Core Loss Model for Planar Inductor with Non-uniform Flux Pattern
Recently, low profile planar inductors are widely used to help increasing converter power density, especially for 3D integrated POL converter, which use low profile inductor as substrate for whole converter. Fig.1 shows an example of planar inductor with 1-turn structure (N=1) and its flux distribution. In this LTCC inductor, silver paste is screen printed into via to build via conductor; copper is used to build surface coil.
In order to optimize the low profile planar inductor design, inductor core loss need to be studied especially for high frequency applications. From Fig.1 it can be seen that the flux distribution is very non-uniform in this inductor structure. So, the conventional core loss calculation method for discrete inductor, which assumes flux is uniform, cannot be used directly. Furthermore, because some magnetic materials also have very non-linear permeability, such as LTCC ferrite, this problem becomes even more unconventional and complicated.
In order to solve this problem, an analytical core loss model for planar inductor with non-uniform flux and permeability is proposed by CPES. With this method, the planar inductor is divided into many small concentric rings. Fig.2 shows the concept drawing of using this method on planar inductor shown in Fig.1.

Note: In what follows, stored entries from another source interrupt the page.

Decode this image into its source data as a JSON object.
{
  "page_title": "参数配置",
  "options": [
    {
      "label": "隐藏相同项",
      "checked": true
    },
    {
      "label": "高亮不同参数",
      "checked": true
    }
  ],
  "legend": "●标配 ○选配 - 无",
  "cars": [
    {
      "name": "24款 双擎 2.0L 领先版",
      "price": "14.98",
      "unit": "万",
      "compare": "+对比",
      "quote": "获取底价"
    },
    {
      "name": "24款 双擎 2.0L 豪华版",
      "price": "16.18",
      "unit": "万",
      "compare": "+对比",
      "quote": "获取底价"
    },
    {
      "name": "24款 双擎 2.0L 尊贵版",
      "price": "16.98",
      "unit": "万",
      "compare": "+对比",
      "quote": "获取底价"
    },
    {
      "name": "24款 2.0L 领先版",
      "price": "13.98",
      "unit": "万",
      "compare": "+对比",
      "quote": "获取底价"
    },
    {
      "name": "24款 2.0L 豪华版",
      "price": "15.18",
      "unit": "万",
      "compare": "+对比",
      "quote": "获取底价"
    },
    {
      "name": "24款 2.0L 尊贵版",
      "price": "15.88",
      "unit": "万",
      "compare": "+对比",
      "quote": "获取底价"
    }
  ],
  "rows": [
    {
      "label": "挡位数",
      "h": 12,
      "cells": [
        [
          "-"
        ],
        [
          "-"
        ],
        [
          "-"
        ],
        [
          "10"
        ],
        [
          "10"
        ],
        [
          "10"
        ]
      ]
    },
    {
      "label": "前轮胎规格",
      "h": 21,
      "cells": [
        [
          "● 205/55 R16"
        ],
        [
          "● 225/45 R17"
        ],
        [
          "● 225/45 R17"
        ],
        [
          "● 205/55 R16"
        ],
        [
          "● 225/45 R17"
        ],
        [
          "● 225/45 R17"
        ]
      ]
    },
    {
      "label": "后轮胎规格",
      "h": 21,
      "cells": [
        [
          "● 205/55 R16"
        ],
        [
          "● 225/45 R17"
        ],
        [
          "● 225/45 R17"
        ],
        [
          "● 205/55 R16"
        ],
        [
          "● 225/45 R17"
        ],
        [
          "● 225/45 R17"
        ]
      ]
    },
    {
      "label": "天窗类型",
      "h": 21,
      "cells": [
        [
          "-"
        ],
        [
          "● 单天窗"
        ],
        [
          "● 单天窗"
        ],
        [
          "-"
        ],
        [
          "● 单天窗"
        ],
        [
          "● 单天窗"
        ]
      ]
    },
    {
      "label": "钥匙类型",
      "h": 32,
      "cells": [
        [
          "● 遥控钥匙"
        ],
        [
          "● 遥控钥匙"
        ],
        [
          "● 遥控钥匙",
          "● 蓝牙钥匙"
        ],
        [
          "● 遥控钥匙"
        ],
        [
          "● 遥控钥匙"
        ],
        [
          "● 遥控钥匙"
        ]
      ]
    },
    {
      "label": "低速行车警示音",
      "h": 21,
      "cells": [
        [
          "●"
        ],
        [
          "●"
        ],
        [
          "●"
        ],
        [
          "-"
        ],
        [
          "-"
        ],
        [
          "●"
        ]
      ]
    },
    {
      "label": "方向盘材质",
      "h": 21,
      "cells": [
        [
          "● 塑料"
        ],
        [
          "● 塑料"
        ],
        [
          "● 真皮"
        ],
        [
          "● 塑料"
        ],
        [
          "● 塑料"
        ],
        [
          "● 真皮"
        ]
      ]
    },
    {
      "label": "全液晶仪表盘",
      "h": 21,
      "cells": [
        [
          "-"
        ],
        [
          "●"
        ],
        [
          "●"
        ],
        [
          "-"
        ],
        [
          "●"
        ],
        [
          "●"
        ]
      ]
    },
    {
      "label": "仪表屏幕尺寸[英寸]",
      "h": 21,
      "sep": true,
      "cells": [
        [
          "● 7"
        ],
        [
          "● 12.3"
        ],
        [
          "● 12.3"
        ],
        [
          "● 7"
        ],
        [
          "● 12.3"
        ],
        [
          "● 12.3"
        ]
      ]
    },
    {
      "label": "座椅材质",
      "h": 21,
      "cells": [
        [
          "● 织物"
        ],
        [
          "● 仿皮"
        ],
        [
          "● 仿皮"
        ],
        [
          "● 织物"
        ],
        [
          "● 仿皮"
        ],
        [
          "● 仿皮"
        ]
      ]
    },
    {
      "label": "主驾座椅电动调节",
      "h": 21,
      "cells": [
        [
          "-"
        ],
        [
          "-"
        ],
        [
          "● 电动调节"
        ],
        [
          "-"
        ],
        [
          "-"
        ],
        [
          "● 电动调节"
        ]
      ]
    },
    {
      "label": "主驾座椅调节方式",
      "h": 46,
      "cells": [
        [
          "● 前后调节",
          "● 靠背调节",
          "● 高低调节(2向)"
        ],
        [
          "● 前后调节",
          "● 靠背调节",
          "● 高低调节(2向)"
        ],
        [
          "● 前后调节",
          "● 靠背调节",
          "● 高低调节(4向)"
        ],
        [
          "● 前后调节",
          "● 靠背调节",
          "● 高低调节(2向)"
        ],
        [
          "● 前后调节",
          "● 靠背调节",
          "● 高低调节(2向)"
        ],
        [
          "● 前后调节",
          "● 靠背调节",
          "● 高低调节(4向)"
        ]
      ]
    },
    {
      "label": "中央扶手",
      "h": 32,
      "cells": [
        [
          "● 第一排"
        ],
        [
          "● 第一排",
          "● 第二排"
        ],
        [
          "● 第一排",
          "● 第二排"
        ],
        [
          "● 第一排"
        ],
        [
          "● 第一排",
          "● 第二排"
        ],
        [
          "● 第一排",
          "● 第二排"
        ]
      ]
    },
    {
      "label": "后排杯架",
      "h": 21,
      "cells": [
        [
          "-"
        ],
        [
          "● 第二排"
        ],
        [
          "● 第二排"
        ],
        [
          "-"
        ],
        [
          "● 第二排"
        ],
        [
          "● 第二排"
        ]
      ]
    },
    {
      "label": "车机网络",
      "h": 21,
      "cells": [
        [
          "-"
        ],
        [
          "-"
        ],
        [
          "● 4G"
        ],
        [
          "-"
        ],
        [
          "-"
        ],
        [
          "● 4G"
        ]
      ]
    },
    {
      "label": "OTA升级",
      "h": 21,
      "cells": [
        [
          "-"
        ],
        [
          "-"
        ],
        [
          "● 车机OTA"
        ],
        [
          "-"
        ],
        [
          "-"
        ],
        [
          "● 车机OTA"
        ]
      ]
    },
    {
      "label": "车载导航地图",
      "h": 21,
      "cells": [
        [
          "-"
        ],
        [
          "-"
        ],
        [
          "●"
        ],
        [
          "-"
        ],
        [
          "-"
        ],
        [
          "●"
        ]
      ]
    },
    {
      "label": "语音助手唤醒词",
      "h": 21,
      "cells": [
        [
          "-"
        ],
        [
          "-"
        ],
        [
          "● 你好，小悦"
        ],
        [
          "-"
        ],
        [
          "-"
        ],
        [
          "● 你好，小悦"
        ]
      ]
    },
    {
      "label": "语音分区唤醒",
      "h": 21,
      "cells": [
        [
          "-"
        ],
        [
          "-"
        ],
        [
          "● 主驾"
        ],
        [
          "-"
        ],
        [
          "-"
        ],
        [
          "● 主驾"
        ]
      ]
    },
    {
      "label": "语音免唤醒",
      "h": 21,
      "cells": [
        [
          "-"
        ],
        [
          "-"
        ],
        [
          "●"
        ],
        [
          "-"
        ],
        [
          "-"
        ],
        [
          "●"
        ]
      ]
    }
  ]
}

Because this inductor has symmetrical structure, Fig. 2 only shows half core. For different planar inductor structures, the shape of concentric ring is different. For this single-turn structure, concentric rings have round shape; but for multi-turn structures, the shape of concentric rings will become ellipse. Magnetic flux inside each ring can be assumed as constant. So, the conventional core loss model can be used to calculate core loss of each ring. Then, the total core loss is the sum of core loss in each ring. Table 1. shows the calculation result for core loss of single-turn LTCC inductor, which can match measurement very well.